C’est sans doute Hamet qui est resté dans la rue.

lisardo.

Ne vous éloignez pas sans me répondre ; vous devez savoir à quoi le masque vous oblige.

doña serafina.

Et vous, vous ne le savez pas. Il est vrai qu’un masque a le droit d’adresser la parole à un autre, mais il n’a pas le droit de le forcer à lui répondre.

lisardo.

C’est assez pour moi de savoir que je puis vous parler.

doña serafina.

N’est-ce pas folie de vouloir parler à une personne qui ne veut pas entendre ?

lisardo.

Cette folie, je la partage avec beaucoup d’autres.

doña serafina.

Eh bien ! la danse des fous est allée de ce côté ; suivez-la, si vous en êtes.

lisardo.

Je suis fou, il est vrai ; mais…

doña serafina.

Vous n’avez pas besoin de l’avouer.

lisardo.

Mais ma folie consiste à suivre, poussé par mon étoile, une belle sirène.

doña serafina.

Ainsi donc, en me comptant, cela fait deux.
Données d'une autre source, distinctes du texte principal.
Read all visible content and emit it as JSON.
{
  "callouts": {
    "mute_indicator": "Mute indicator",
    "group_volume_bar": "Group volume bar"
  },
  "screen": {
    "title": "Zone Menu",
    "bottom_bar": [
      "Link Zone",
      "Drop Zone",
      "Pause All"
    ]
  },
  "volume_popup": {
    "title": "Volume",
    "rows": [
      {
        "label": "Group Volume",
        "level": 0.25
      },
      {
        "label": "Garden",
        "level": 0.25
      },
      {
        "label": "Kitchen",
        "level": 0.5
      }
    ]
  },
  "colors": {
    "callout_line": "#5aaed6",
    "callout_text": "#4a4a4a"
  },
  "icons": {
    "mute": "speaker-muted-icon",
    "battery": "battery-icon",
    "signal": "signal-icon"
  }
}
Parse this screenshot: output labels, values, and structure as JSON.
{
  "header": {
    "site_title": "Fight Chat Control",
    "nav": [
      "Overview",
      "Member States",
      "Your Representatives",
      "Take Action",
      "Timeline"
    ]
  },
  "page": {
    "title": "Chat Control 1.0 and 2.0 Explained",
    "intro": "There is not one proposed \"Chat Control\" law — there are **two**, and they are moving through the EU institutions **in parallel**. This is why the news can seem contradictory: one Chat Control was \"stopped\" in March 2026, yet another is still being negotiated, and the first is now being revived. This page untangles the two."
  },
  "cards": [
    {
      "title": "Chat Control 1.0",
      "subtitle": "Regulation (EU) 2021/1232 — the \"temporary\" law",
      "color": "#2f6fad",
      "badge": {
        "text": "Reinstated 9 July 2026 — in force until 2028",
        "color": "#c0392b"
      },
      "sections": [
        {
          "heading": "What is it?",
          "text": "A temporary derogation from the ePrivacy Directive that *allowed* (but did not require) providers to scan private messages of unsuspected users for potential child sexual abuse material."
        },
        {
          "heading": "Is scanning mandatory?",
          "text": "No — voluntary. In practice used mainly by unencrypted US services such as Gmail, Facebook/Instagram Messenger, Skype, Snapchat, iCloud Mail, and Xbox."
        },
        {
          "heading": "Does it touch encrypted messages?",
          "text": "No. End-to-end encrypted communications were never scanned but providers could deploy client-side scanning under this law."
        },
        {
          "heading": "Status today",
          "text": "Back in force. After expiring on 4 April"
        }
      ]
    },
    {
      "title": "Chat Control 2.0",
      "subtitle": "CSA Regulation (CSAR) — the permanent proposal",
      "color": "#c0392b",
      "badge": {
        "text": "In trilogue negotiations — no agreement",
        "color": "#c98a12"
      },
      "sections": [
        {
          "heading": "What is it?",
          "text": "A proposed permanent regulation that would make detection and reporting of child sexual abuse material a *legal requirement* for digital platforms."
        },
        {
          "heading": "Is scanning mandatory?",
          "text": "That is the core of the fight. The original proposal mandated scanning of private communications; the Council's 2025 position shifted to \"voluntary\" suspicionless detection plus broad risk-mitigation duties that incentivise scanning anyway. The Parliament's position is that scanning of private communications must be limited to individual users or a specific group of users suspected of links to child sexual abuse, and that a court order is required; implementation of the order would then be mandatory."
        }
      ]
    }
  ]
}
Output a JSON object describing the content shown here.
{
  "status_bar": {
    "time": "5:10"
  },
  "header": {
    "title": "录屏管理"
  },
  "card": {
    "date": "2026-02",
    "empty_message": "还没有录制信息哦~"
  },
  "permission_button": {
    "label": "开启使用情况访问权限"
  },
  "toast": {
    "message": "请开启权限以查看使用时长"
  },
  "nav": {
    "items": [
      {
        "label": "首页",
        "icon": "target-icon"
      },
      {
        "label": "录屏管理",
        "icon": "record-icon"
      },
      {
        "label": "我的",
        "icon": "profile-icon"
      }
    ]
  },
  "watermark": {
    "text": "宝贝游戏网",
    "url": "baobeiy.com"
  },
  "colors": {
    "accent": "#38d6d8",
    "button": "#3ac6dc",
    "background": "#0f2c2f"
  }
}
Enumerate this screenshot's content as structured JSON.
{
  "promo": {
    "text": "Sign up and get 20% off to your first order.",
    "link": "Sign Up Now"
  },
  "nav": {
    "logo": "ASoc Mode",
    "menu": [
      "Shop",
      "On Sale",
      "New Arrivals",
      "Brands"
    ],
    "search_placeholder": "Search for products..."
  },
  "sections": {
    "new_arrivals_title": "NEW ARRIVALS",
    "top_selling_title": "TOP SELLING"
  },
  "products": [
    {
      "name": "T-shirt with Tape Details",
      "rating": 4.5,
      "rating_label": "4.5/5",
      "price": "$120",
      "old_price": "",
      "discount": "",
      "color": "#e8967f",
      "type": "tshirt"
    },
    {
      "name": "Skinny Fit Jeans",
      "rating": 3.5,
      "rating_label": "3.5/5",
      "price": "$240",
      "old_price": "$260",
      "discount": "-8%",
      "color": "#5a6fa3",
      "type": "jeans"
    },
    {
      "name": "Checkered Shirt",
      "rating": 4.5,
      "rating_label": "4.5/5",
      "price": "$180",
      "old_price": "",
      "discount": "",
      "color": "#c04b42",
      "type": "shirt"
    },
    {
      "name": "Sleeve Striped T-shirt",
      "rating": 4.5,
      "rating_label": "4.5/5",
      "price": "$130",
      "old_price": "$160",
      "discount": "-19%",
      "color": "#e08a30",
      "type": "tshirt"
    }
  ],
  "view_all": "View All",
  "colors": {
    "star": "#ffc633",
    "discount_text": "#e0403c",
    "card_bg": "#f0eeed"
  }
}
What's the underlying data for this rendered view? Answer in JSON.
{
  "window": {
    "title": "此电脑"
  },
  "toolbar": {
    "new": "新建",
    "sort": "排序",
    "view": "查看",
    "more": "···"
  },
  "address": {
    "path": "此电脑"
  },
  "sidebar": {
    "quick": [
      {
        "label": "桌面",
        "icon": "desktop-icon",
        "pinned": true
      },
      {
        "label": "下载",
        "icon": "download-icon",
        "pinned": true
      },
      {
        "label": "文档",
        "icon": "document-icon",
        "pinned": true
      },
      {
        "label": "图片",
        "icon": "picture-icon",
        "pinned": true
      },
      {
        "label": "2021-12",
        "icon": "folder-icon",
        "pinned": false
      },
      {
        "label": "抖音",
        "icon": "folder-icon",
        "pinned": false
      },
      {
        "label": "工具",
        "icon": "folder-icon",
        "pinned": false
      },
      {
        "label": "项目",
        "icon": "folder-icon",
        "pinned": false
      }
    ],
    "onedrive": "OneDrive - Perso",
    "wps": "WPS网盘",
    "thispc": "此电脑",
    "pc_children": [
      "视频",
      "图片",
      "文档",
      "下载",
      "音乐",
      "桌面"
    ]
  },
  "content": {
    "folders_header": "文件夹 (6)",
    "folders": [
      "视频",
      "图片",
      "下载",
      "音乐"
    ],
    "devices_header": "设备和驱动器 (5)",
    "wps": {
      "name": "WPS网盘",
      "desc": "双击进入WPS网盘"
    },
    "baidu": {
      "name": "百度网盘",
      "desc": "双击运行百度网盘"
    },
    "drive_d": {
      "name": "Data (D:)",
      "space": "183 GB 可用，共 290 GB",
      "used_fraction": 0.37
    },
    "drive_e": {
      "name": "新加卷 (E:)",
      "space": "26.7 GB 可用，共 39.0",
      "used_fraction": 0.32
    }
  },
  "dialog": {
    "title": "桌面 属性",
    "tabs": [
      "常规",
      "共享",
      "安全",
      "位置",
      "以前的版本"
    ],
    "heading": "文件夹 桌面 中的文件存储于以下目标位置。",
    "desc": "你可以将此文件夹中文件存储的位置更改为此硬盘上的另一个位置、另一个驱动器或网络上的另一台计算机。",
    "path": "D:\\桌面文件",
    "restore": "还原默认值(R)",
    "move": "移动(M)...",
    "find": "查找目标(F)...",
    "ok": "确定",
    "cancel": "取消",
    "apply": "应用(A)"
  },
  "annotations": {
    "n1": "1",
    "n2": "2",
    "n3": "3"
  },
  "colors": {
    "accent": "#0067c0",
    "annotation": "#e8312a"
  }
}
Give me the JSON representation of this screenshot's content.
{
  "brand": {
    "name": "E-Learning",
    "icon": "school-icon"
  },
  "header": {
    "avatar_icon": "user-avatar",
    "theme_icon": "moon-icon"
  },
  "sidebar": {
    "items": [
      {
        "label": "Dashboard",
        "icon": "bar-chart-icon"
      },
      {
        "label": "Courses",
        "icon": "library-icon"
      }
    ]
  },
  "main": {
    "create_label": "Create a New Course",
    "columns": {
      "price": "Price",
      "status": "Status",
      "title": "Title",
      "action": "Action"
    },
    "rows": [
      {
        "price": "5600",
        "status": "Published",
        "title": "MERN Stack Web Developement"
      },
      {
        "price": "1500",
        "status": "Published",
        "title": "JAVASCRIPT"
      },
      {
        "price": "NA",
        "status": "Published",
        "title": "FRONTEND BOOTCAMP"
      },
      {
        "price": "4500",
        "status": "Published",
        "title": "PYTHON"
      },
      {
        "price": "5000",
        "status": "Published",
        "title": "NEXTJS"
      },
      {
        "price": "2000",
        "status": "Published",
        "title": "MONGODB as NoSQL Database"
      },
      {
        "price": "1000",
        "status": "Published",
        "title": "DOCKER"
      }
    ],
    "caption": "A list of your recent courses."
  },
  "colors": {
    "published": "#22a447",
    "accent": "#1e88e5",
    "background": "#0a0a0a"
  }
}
Parlez donc, beau masque ; allez avec Dieu, car il est par trop impertinent de me parler d’une autre femme.

lisardo.

Non pas ; je veux me venger sur vous de ses dédains.

doña serafina.

À cette extravagance je pourrais répondre que quand on se trompe sur la cure c’est qu’on n’est pas bien sûr de sa douleur ; mais j’aime mieux finir là notre conversation ; adieu.

lisardo.

Je prétends vous suivre, car j’entrevois une lueur d’espoir.

doña serafina, à part.

Je ne sais que lui dire. (Haut.) De quel espoir parlez-vous ?

lisardo.

C’est que, madame…

Les masques qui s’étaient éloignés reviennent chantant et dansant.